Beware of shallow dating app

If the Tinder app is an unfamiliar concept, let me break it down. “Are you an appendix? I don’t know how you work, but I have a feeling I need to take you out.” That was just one of the many creepy pick-up lines I received while I had a Tinder.

Tinder is a dating app that uses Facebook and a location to match up an endless amount of people who also use Tinder. Since it is linked with a personal Facebook account, a lot of the time the individual will have mutual friends with the people they are matched up with.

Users of the app are displayed with a picture of a man or woman along with their name and age. If the user is not interested in the presented match, they will swipe left for “NO NEVER HAPPENING.” However, if the user is interested in the presented match (thinks they are really hot) then the user will swipe right meaning they will have the potential to message if the person they liked, likes them back.

So basically what we have here is a dating app where people establish some type of relationship, however weird it is, purely based on their appearances. 

I have always found it hard to believe  when couples say they met on Tinder, but believe it or not, it happens. However, many people treat Tinder as a joke and people end up getting one because it is a fun game to judge people you don’t know based on their funny looks and ridiculous pick-up lines.  

I’ll be the first to admit that when I’m bored I will sit on the couch and spend an hour on Tinder making fun of all the different guys I see. It is great because no one will ever know if you swiped left when his or her picture came up, it’s confidential.

This is exactly why it seems ridiculous to even consider using Tinder for serious dating. Most people are talking to multiple Tinder users at a time and it is more than likely that all Tinder users are having very similar conversations. Start out with a pick-up line, attempt to find out some basic facts about the person, flirt a little and then see where it goes. 

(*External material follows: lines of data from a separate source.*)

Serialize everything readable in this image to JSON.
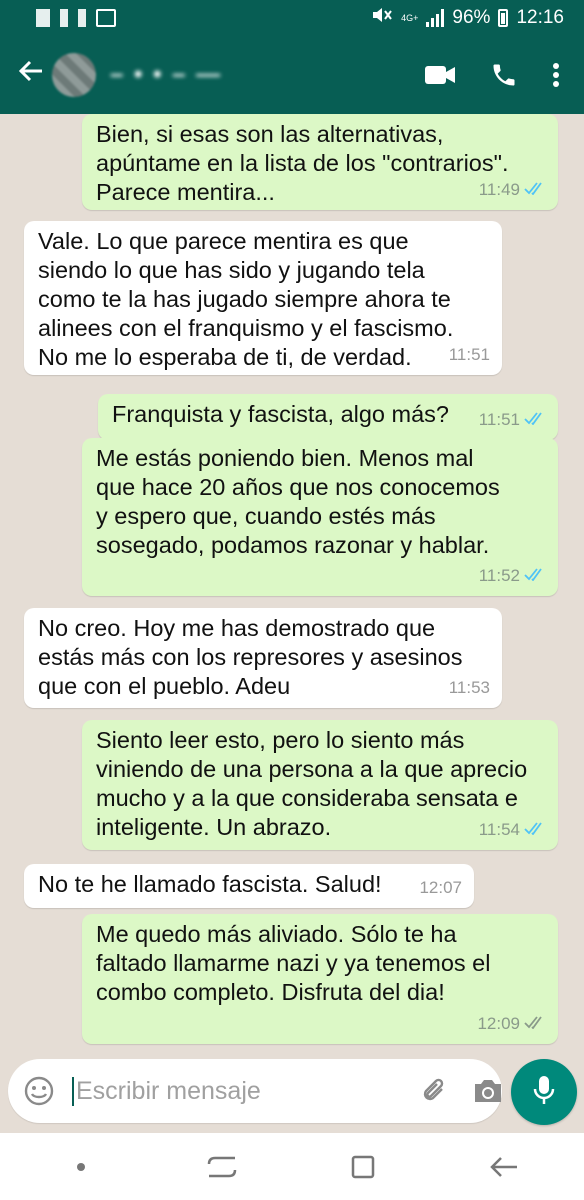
{
  "status_bar": {
    "network": "4G+",
    "battery": "96%",
    "time": "12:16"
  },
  "header": {
    "contact_name": "– • • – —",
    "icons": [
      "back-arrow-icon",
      "video-call-icon",
      "phone-call-icon",
      "more-options-icon"
    ]
  },
  "messages": [
    {
      "dir": "out",
      "text": "Bien, si esas son las alternativas,\napúntame en la lista de los \"contrarios\".\nParece mentira...",
      "time": "11:49",
      "ticks": "read"
    },
    {
      "dir": "in",
      "text": "Vale. Lo que parece mentira es que\nsiendo lo que has sido y jugando tela\ncomo te la has jugado siempre ahora te\nalinees con el franquismo y el fascismo.\nNo me lo esperaba de ti, de verdad.",
      "time": "11:51"
    },
    {
      "dir": "out",
      "text": "Franquista y fascista, algo más?",
      "time": "11:51",
      "ticks": "read"
    },
    {
      "dir": "out",
      "text": "Me estás poniendo bien. Menos mal\nque hace 20 años que nos conocemos\ny espero que, cuando estés más\nsosegado, podamos razonar y hablar.",
      "time": "11:52",
      "ticks": "read"
    },
    {
      "dir": "in",
      "text": "No creo. Hoy me has demostrado que\nestás más con los represores y asesinos\nque con el pueblo. Adeu",
      "time": "11:53"
    },
    {
      "dir": "out",
      "text": "Siento leer esto, pero lo siento más\nviniendo de una persona a la que aprecio\nmucho y a la que consideraba sensata e\ninteligente. Un abrazo.",
      "time": "11:54",
      "ticks": "read"
    },
    {
      "dir": "in",
      "text": "No te he llamado fascista. Salud!",
      "time": "12:07"
    },
    {
      "dir": "out",
      "text": "Me quedo más aliviado. Sólo te ha\nfaltado llamarme nazi y ya tenemos el\ncombo completo. Disfruta del dia!",
      "time": "12:09",
      "ticks": "delivered"
    }
  ],
  "composer": {
    "placeholder": "Escribir mensaje",
    "icons": [
      "emoji-icon",
      "attach-icon",
      "camera-icon",
      "microphone-icon"
    ]
  },
  "colors": {
    "header": "#075e54",
    "outgoing_bubble": "#dcf8c6",
    "incoming_bubble": "#ffffff",
    "chat_background": "#e5ddd5",
    "read_ticks": "#4fc3f7",
    "mic_button": "#00897b"
  },
  "nav": {
    "icons": [
      "dot-icon",
      "recent-apps-icon",
      "home-icon",
      "back-icon"
    ]
  }
}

We as college students already spend too much time on social media apps and mostly communicate through text. We don’t call on the phone very often or even socialize in person, so why do we need something else to inhibit ourselves from in-person interactions? 

This isn’t to say that people who meet on Tinder don’t ever hang out in person.  They do. Hanging out after meeting on Tinder is like going on a blind date. And since Tinder is considered more of a casual dating site, you’re not likely going to start something serious or meaningful.

Most of us can recognize that the dating scene has changed a lot because of our tech-savvy generation, and not necessarily for the better. Maybe I’m old fashioned or behind the times, but I think it would be really nice if people just tried to meet and get to know each other in person 

Lets slow down the Tinder-ing hype and try out real life interactions. Imagine that amazingly random moment where you bump into someone in the library, or meet at a party and have an instant connection. You might miss a moment like that spending your time staring at your phone checking to see if you have any new Tinder matches. There are so many ways to start dating, why does a shallow app like Tinder need to be one of them?